Bien que je sois en faveur de l’immunisation obligatoire pour les élèves prévue dans le projet de loi 11 soumis par le ministre de l’Éducation le 22 novembre dernier, je trouve exagérée l’utilisation de la clause dérogatoire ou la clause nonobstant pour éviter des poursuites contre la province.

Il me semble que le projet de loi met assez de contraintes envers ceux et celles qui contestent la vaccination. Ces opposants pourront éviter la vaccination selon un processus prévu dans le projet de loi.

Le ministre semble avoir deux arguments pour ce projet de loi. Le premier m’apparaît être celui de la santé de la population en général et en particulier celle du monde scolaire. Si le ministre est si préoccupé par l’aspect de la santé, il devrait pousser son gouvernement à bannir l’épandage de glyphosate et interdire la fracturation hydraulique.

Le deuxième objectif est celui d’éviter des poursuites contre la province. En général, lorsque des personnes ou des groupes poursuivent la province c’est parce que la province ne respecte pas ses propres lois, ne respecte pas leurs droits ou leur cause des dommages.

C’est vrai qu’il y a des personnes qui sont contre la vaccination.

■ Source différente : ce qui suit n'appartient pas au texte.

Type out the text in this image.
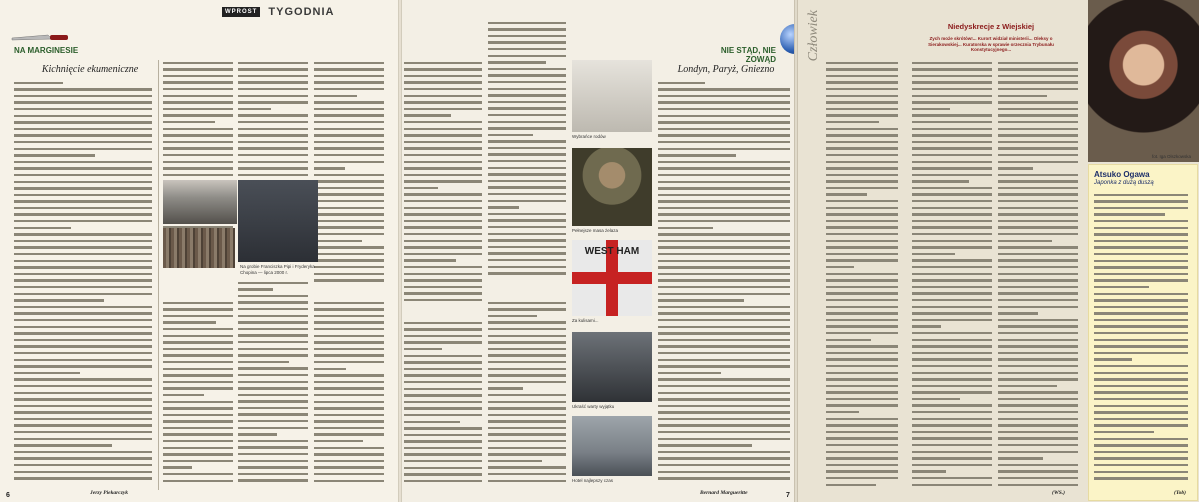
NA MARGINESIE
Kichnięcie ekumeniczne
Jerzy Piekarczyk
Na grobie Franciszka Pipi i Fryderyka Chopina — lipca 2000 r.
6
Wybrańce rodów
Pełnejsze masa żelaza
WEST HAM
Za kulisami...
Ukraść warty wyjątku
Hotel najlepszy czas
NIE STĄD, NIE ZOWĄD
Londyn, Paryż, Gniezno
Bernard Margueritte	7
Człowiek	Niedyskrecje z Wiejskiej
Zych może skrótów!... Kurort widział ministerii... Oleksy o Sierakowskiej... Kuratorska w sprawie orzecznia Trybunału Konstytucyjnego...
(WS.)
fot. Iga Olszkowska
Atsuko Ogawa
Japonka z dużą duszą
(Tob)
WPROST TYGODNIA
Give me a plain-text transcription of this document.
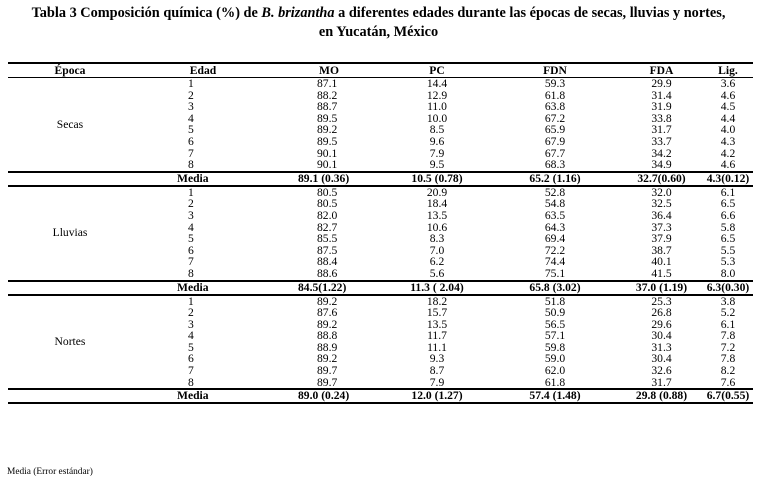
Tabla 3 Composición química (%) de B. brizantha a diferentes edades durante las épocas de secas, lluvias y nortes,
en Yucatán, México
Época	Edad	MO	PC	FDN	FDA	Lig.
Secas	1	87.1	14.4	59.3	29.9	3.6
	2	88.2	12.9	61.8	31.4	4.6
	3	88.7	11.0	63.8	31.9	4.5
	4	89.5	10.0	67.2	33.8	4.4
	5	89.2	8.5	65.9	31.7	4.0
	6	89.5	9.6	67.9	33.7	4.3
	7	90.1	7.9	67.7	34.2	4.2
	8	90.1	9.5	68.3	34.9	4.6
	Media	89.1 (0.36)	10.5 (0.78)	65.2 (1.16)	32.7(0.60)	4.3(0.12)
Lluvias	1	80.5	20.9	52.8	32.0	6.1
	2	80.5	18.4	54.8	32.5	6.5
	3	82.0	13.5	63.5	36.4	6.6
	4	82.7	10.6	64.3	37.3	5.8
	5	85.5	8.3	69.4	37.9	6.5
	6	87.5	7.0	72.2	38.7	5.5
	7	88.4	6.2	74.4	40.1	5.3
	8	88.6	5.6	75.1	41.5	8.0
	Media	84.5(1.22)	11.3 ( 2.04)	65.8 (3.02)	37.0 (1.19)	6.3(0.30)
Nortes	1	89.2	18.2	51.8	25.3	3.8
	2	87.6	15.7	50.9	26.8	5.2
	3	89.2	13.5	56.5	29.6	6.1
	4	88.8	11.7	57.1	30.4	7.8
	5	88.9	11.1	59.8	31.3	7.2
	6	89.2	9.3	59.0	30.4	7.8
	7	89.7	8.7	62.0	32.6	8.2
	8	89.7	7.9	61.8	31.7	7.6
	Media	89.0 (0.24)	12.0 (1.27)	57.4 (1.48)	29.8 (0.88)	6.7(0.55)
Media (Error estándar)
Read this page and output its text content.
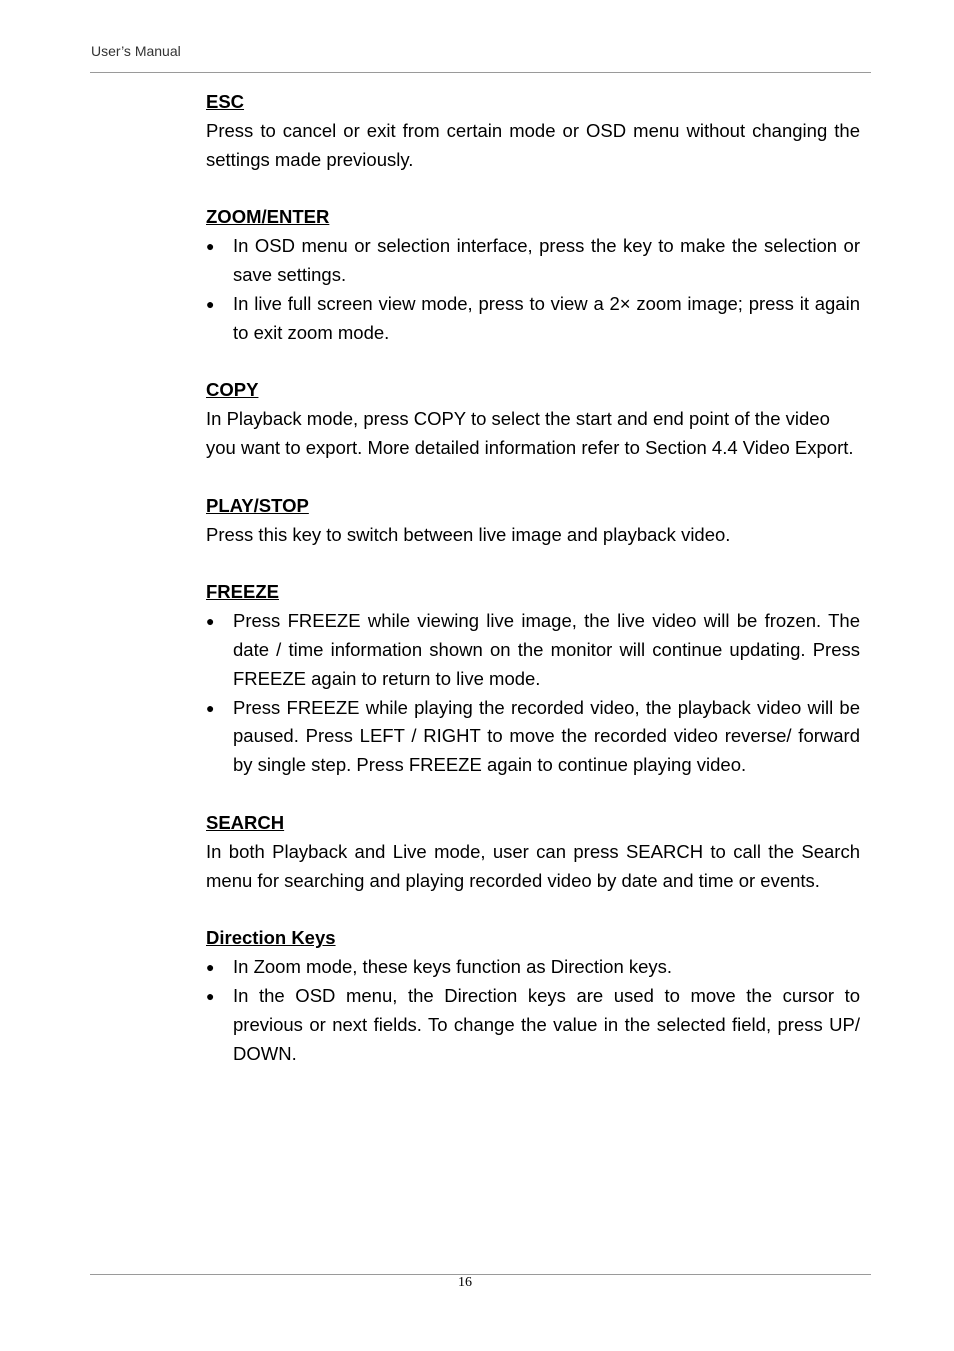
User’s Manual
ESC

Press to cancel or exit from certain mode or OSD menu without changing the settings made previously.

ZOOM/ENTER
● In OSD menu or selection interface, press the key to make the selection or save settings.
● In live full screen view mode, press to view a 2× zoom image; press it again to exit zoom mode.
COPY

In Playback mode, press COPY to select the start and end point of the video you want to export. More detailed information refer to Section 4.4 Video Export.

PLAY/STOP

Press this key to switch between live image and playback video.

FREEZE
● Press FREEZE while viewing live image, the live video will be frozen. The date / time information shown on the monitor will continue updating. Press FREEZE again to return to live mode.
● Press FREEZE while playing the recorded video, the playback video will be paused. Press LEFT / RIGHT to move the recorded video reverse/ forward by single step. Press FREEZE again to continue playing video.
SEARCH

In both Playback and Live mode, user can press SEARCH to call the Search menu for searching and playing recorded video by date and time or events.

Direction Keys
● In Zoom mode, these keys function as Direction keys.
● In the OSD menu, the Direction keys are used to move the cursor to previous or next fields. To change the value in the selected field, press UP/ DOWN.
16
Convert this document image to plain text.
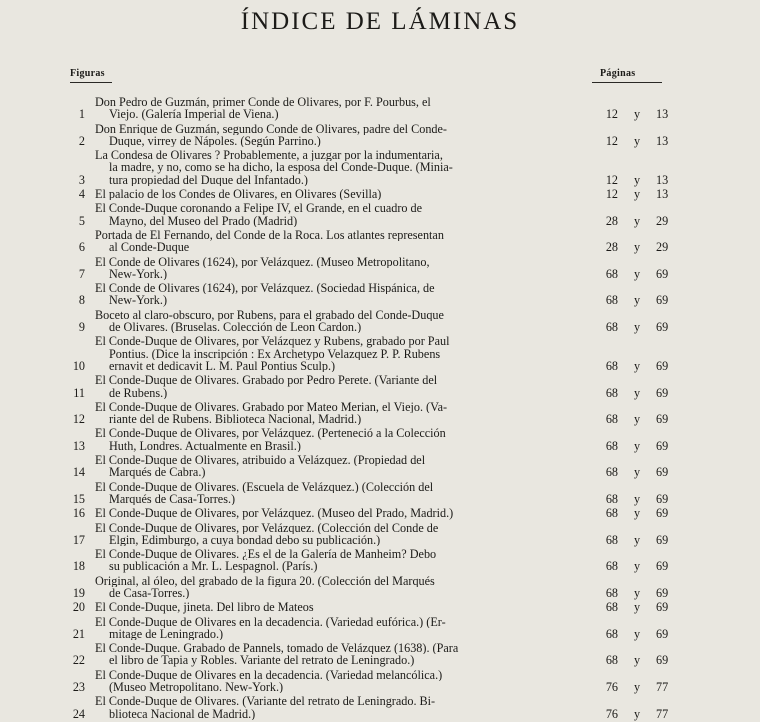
ÍNDICE DE LÁMINAS
Figuras	Páginas
1
Don Pedro de Guzmán, primer Conde de Olivares, por F. Pourbus, el
Viejo. (Galería Imperial de Viena.)	12	y	13
2
Don Enrique de Guzmán, segundo Conde de Olivares, padre del Conde-
Duque, virrey de Nápoles. (Según Parrino.)	12	y	13
3
La Condesa de Olivares ? Probablemente, a juzgar por la indumentaria,
la madre, y no, como se ha dicho, la esposa del Conde-Duque. (Minia-
tura propiedad del Duque del Infantado.)	12	y	13
4 El palacio de los Condes de Olivares, en Olivares (Sevilla)	12	y	13
5
El Conde-Duque coronando a Felipe IV, el Grande, en el cuadro de
Mayno, del Museo del Prado (Madrid)	28	y	29
6
Portada de El Fernando, del Conde de la Roca. Los atlantes representan
al Conde-Duque	28	y	29
7
El Conde de Olivares (1624), por Velázquez. (Museo Metropolitano,
New-York.)	68	y	69
8
El Conde de Olivares (1624), por Velázquez. (Sociedad Hispánica, de
New-York.)	68	y	69
9
Boceto al claro-obscuro, por Rubens, para el grabado del Conde-Duque
de Olivares. (Bruselas. Colección de Leon Cardon.)	68	y	69
10
El Conde-Duque de Olivares, por Velázquez y Rubens, grabado por Paul
Pontius. (Dice la inscripción : Ex Archetypo Velazquez P. P. Rubens
ernavit et dedicavit L. M. Paul Pontius Sculp.)	68	y	69
11
El Conde-Duque de Olivares. Grabado por Pedro Perete. (Variante del
de Rubens.)	68	y	69
12
El Conde-Duque de Olivares. Grabado por Mateo Merian, el Viejo. (Va-
riante del de Rubens. Biblioteca Nacional, Madrid.)	68	y	69
13
El Conde-Duque de Olivares, por Velázquez. (Perteneció a la Colección
Huth, Londres. Actualmente en Brasil.)	68	y	69
14
El Conde-Duque de Olivares, atribuido a Velázquez. (Propiedad del
Marqués de Cabra.)	68	y	69
15
El Conde-Duque de Olivares. (Escuela de Velázquez.) (Colección del
Marqués de Casa-Torres.)	68	y	69
16 El Conde-Duque de Olivares, por Velázquez. (Museo del Prado, Madrid.)	68	y	69
17
El Conde-Duque de Olivares, por Velázquez. (Colección del Conde de
Elgin, Edimburgo, a cuya bondad debo su publicación.)	68	y	69
18
El Conde-Duque de Olivares. ¿Es el de la Galería de Manheim? Debo
su publicación a Mr. L. Lespagnol. (París.)	68	y	69
19
Original, al óleo, del grabado de la figura 20. (Colección del Marqués
de Casa-Torres.)	68	y	69
20 El Conde-Duque, jineta. Del libro de Mateos	68	y	69
21
El Conde-Duque de Olivares en la decadencia. (Variedad eufórica.) (Er-
mitage de Leningrado.)	68	y	69
22
El Conde-Duque. Grabado de Pannels, tomado de Velázquez (1638). (Para
el libro de Tapia y Robles. Variante del retrato de Leningrado.)	68	y	69
23
El Conde-Duque de Olivares en la decadencia. (Variedad melancólica.)
(Museo Metropolitano. New-York.)	76	y	77
24
El Conde-Duque de Olivares. (Variante del retrato de Leningrado. Bi-
blioteca Nacional de Madrid.)	76	y	77
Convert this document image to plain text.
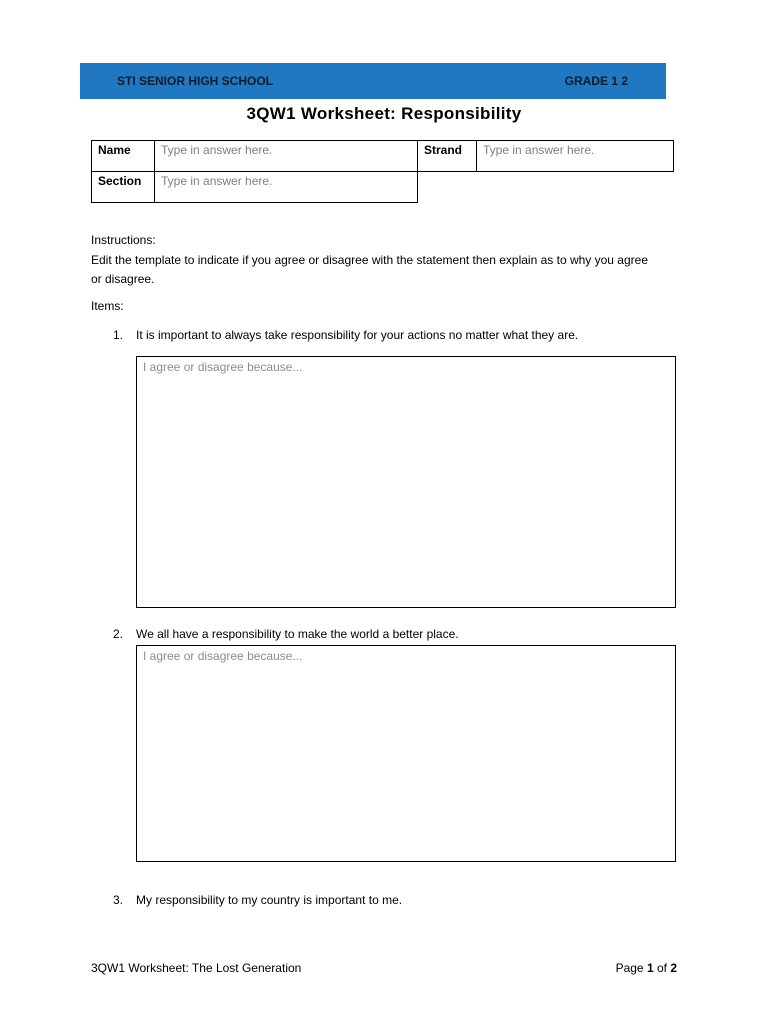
STI SENIOR HIGH SCHOOL	GRADE 1 2
3QW1 Worksheet: Responsibility
Name	Type in answer here.	Strand	Type in answer here.
Section	Type in answer here.		
Instructions:
Edit the template to indicate if you agree or disagree with the statement then explain as to why you agree or disagree.
Items:
1. It is important to always take responsibility for your actions no matter what they are.
I agree or disagree because...
2. We all have a responsibility to make the world a better place.
I agree or disagree because...
3. My responsibility to my country is important to me.
3QW1 Worksheet: The Lost Generation	Page 1 of 2
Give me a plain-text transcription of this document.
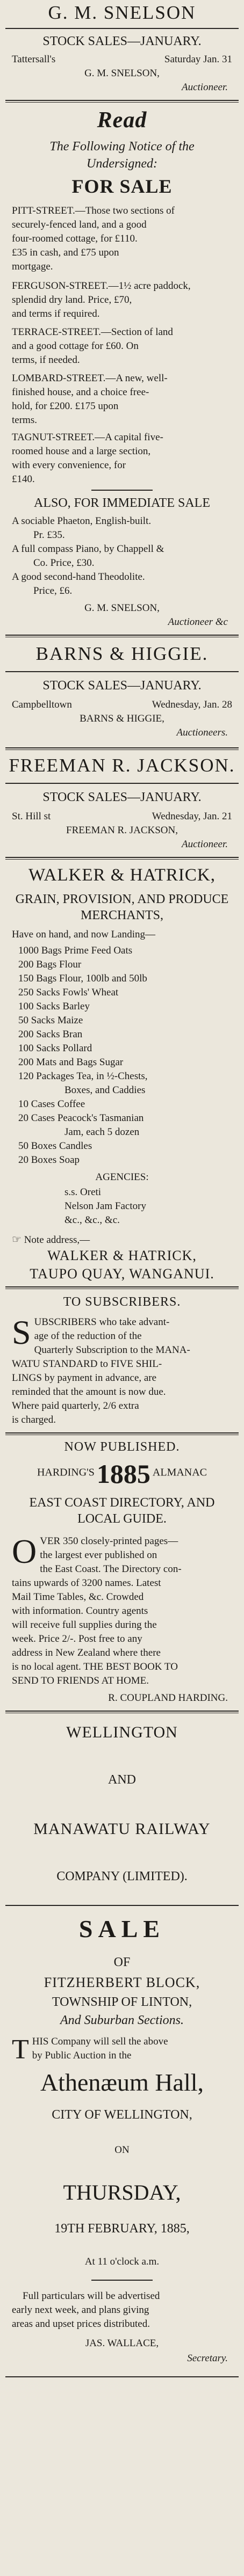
G. M. SNELSON
STOCK SALES—JANUARY.
Tattersall's	Saturday Jan. 31
G. M. SNELSON,
Auctioneer.
Read
The Following Notice of the
Undersigned:
FOR SALE
PITT-STREET.—Those two sections of
securely-fenced land, and a good
four-roomed cottage, for £110.
£35 in cash, and £75 upon
mortgage.
FERGUSON-STREET.—1½ acre paddock,
splendid dry land. Price, £70,
and terms if required.
TERRACE-STREET.—Section of land
and a good cottage for £60. On
terms, if needed.
LOMBARD-STREET.—A new, well-
finished house, and a choice free-
hold, for £200. £175 upon
terms.
TAGNUT-STREET.—A capital five-
roomed house and a large section,
with every convenience, for
£140.
ALSO, FOR IMMEDIATE SALE
A sociable Phaeton, English-built.
Pr. £35.
A full compass Piano, by Chappell &
Co. Price, £30.
A good second-hand Theodolite.
Price, £6.
G. M. SNELSON,
Auctioneer &c
BARNS & HIGGIE.
STOCK SALES—JANUARY.
Campbelltown	Wednesday, Jan. 28
BARNS & HIGGIE,
Auctioneers.
FREEMAN R. JACKSON.
STOCK SALES—JANUARY.
St. Hill st	Wednesday, Jan. 21
FREEMAN R. JACKSON,
Auctioneer.
WALKER & HATRICK,
GRAIN, PROVISION, AND PRODUCE
MERCHANTS,
Have on hand, and now Landing—
1000 Bags Prime Feed Oats
200 Bags Flour
150 Bags Flour, 100lb and 50lb
250 Sacks Fowls' Wheat
100 Sacks Barley
50 Sacks Maize
200 Sacks Bran
100 Sacks Pollard
200 Mats and Bags Sugar
120 Packages Tea, in ½-Chests,
Boxes, and Caddies
10 Cases Coffee
20 Cases Peacock's Tasmanian
Jam, each 5 dozen
50 Boxes Candles
20 Boxes Soap
AGENCIES:
s.s. Oreti
Nelson Jam Factory
&c., &c., &c.
☞ Note address,—
WALKER & HATRICK,
TAUPO QUAY, WANGANUI.
TO SUBSCRIBERS.
S UBSCRIBERS who take advant-
age of the reduction of the
Quarterly Subscription to the MANA-
WATU STANDARD to FIVE SHIL-
LINGS by payment in advance, are
reminded that the amount is now due.
Where paid quarterly, 2/6 extra
is charged.
NOW PUBLISHED.
HARDING'S 1885 ALMANAC
EAST COAST DIRECTORY, AND
LOCAL GUIDE.
O VER 350 closely-printed pages—
the largest ever published on
the East Coast. The Directory con-
tains upwards of 3200 names. Latest
Mail Time Tables, &c. Crowded
with information. Country agents
will receive full supplies during the
week. Price 2/-. Post free to any
address in New Zealand where there
is no local agent. THE BEST BOOK TO
SEND TO FRIENDS AT HOME.
R. COUPLAND HARDING.
WELLINGTON
AND
MANAWATU RAILWAY
COMPANY (LIMITED).
SALE
OF
FITZHERBERT BLOCK,
TOWNSHIP OF LINTON,
And Suburban Sections.
T HIS Company will sell the above
by Public Auction in the
Athenæum Hall,
CITY OF WELLINGTON,
ON
THURSDAY,
19TH FEBRUARY, 1885,
At 11 o'clock a.m.
Full particulars will be advertised
early next week, and plans giving
areas and upset prices distributed.
JAS. WALLACE,
Secretary.
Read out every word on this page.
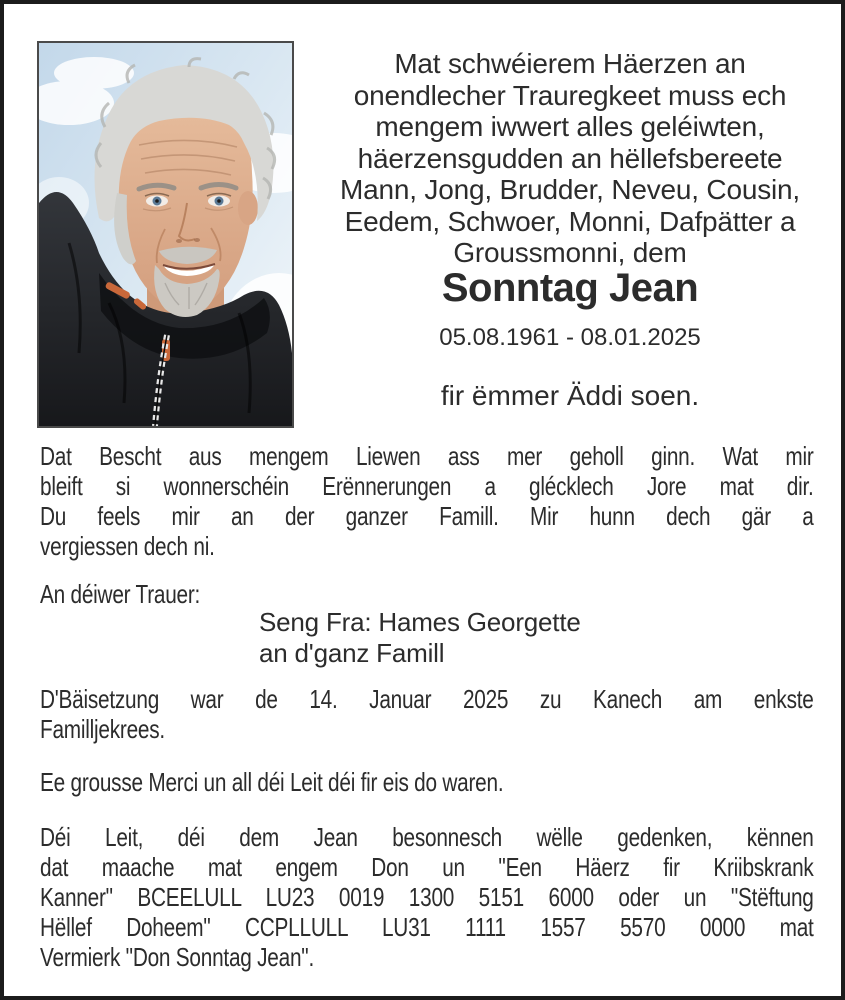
Mat schwéierem Häerzen an
onendlecher Trauregkeet muss ech
mengem iwwert alles geléiwten,
häerzensgudden an hëllefsbereete
Mann, Jong, Brudder, Neveu, Cousin,
Eedem, Schwoer, Monni, Dafpätter a
Groussmonni, dem
Sonntag Jean
05.08.1961 - 08.01.2025
fir ëmmer Äddi soen.
Dat Bescht aus mengem Liewen ass mer geholl ginn. Wat mir
bleift si wonnerschéin Erënnerungen a glécklech Jore mat dir.
Du feels mir an der ganzer Famill. Mir hunn dech gär a
vergiessen dech ni.
An déiwer Trauer:
Seng Fra: Hames Georgette
an d'ganz Famill
D'Bäisetzung war de 14. Januar 2025 zu Kanech am enkste
Familljekrees.
Ee grousse Merci un all déi Leit déi fir eis do waren.
Déi Leit, déi dem Jean besonnesch wëlle gedenken, kënnen
dat maache mat engem Don un "Een Häerz fir Kriibskrank
Kanner" BCEELULL LU23 0019 1300 5151 6000 oder un "Stëftung
Hëllef Doheem" CCPLLULL LU31 1111 1557 5570 0000 mat
Vermierk "Don Sonntag Jean".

Le rôle du gouvernement est de bien informer la population et de démentir les fausses informations propagées, en passant en grande majorité, par des gens hors de notre province.

Il faut se rappeler que nous sommes dans un état de droit. Les politiciens votent les lois et les cours de justice sont là pour faire respecter les lois, mais seulement celles qui respectent les droits fondamentaux.

Dans le cas précis de la vaccination obligatoire, la clause nonobstant est un abus dangereux. Elle ne doit pas servir à faire passer l’idéologie d’un ministre sur ce sujet.